Regarding the controversy around the question of whether the Israeli healthcare system compromised the medical confidentiality of its citizens in return for vaccines, a common complaint by privacy advocates, Kozlovski said: “I think many of the people today who commented on privacy were ill-informed because they started to talk as if their records were now being spread globally or could subject them to cyber-attacks. That’s not the kind of records that are being shared. What we’re dealing with is aggregated, non identifiable, data sets.”

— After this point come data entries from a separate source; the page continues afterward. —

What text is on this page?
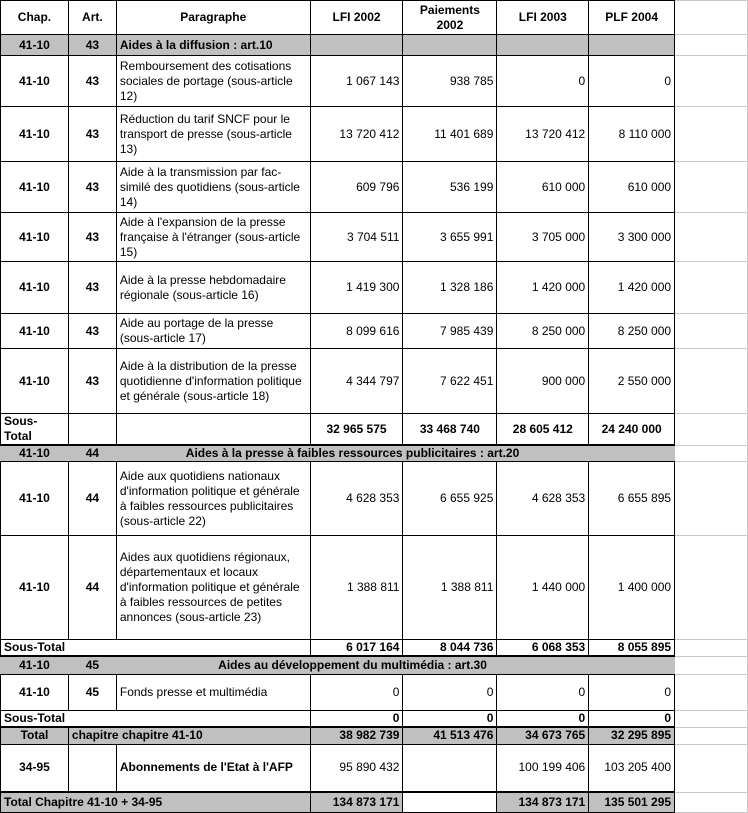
Chap.	Art.	Paragraphe	LFI 2002	Paiements 2002	LFI 2003	PLF 2004	
41-10	43	Aides à la diffusion : art.10					
41-10	43	Remboursement des cotisations sociales de portage (sous-article 12)	1 067 143	938 785	0	0	
41-10	43	Réduction du tarif SNCF pour le transport de presse (sous-article 13)	13 720 412	11 401 689	13 720 412	8 110 000	
41-10	43	Aide à la transmission par fac-similé des quotidiens (sous-article 14)	609 796	536 199	610 000	610 000	
41-10	43	Aide à l'expansion de la presse française à l'étranger (sous-article 15)	3 704 511	3 655 991	3 705 000	3 300 000	
41-10	43	Aide à la presse hebdomadaire régionale (sous-article 16)	1 419 300	1 328 186	1 420 000	1 420 000	
41-10	43	Aide au portage de la presse (sous-article 17)	8 099 616	7 985 439	8 250 000	8 250 000	
41-10	43	Aide à la distribution de la presse quotidienne d'information politique et générale (sous-article 18)	4 344 797	7 622 451	900 000	2 550 000	
Sous-Total			32 965 575	33 468 740	28 605 412	24 240 000	
41-10	44	Aides à la presse à faibles ressources publicitaires : art.20					
41-10	44	Aide aux quotidiens nationaux d'information politique et générale à faibles ressources publicitaires (sous-article 22)	4 628 353	6 655 925	4 628 353	6 655 895	
41-10	44	Aides aux quotidiens régionaux, départementaux et locaux d'information politique et générale à faibles ressources de petites annonces (sous-article 23)	1 388 811	1 388 811	1 440 000	1 400 000	
Sous-Total			6 017 164	8 044 736	6 068 353	8 055 895	
41-10	45	Aides au développement du multimédia : art.30					
41-10	45	Fonds presse et multimédia	0	0	0	0	
Sous-Total			0	0	0	0	
Total	chapitre chapitre 41-10		38 982 739	41 513 476	34 673 765	32 295 895	
34-95		Abonnements de l'Etat à l'AFP	95 890 432		100 199 406	103 205 400	
Total Chapitre 41-10 + 34-95			134 873 171		134 873 171	135 501 295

“There is no indication, up till now, from the Prime Minister, Health Ministry, or Attorney General that individual health records were shared in a way that could compromise anyone’s privacy,” he added.

 

“Another thing that I think is important is that even if the information was shared, we still have the ability to monitor its use. You can share records but still apply monitoring technologies that can detect wrongdoing with the data. For example, if I was supposed to share the data in a particular analysis, I can protect it from other uses of the data. That’s something we call secure data sharing, and there are relevant technologies for that. There are ways to ensure that the data is only used for the purpose it was shared for,” he said.

 

Kozlovski conceded that on one hand Israel has somewhat outdated privacy laws because its privacy laws were enacted in 1980, and amendments to the law are still waiting for legislative approval. However, according to him, Israeli law draws from European law and is constantly following the European guidelines so Israel can remain in the “safe-haven” of Europe.

 

“When it comes to public health, we do have a specific law that deals with private health records and details the types of consent and protection one should have in their records. There’s also a very detailed regulation in the Israeli privacy laws about the kind of cybersecurity protection you need to apply to sensitive information like health records. In this case, the Israeli 1980 law is rather advanced in protecting health records,” he said.

 

“I think if people were really informed about the records that were being shared, they’d find that many of the alarmist claims we saw over the last few days were kind of like conspiracy theories,” he said. “I don’t think the deal was well articulated, but I think it’s a good deal. I think it was a smart move on behalf of the government to take advantage of the fact we have an advanced health system with advanced digital health records, even though, I think that it could have been better delivered to the public, with more transparency, and more details, which would have prevented this heated discussion.”

 

Kozlovski said he feels that there was not enough discussion around how technology can and is being used to protect medical privacy. “I think people had a shallow discussion and thought that privacy is binary — either you have your data protected or it’s not protected. I think that nowadays technology, and particularly the technologies developed in Israel around privacy, can utilize data while at the same time keep it protected. I think if we were better at educating the public on what technology can do to protect their privacy, it would not only advance the Israeli tech industry but also advance the public at large,” he said.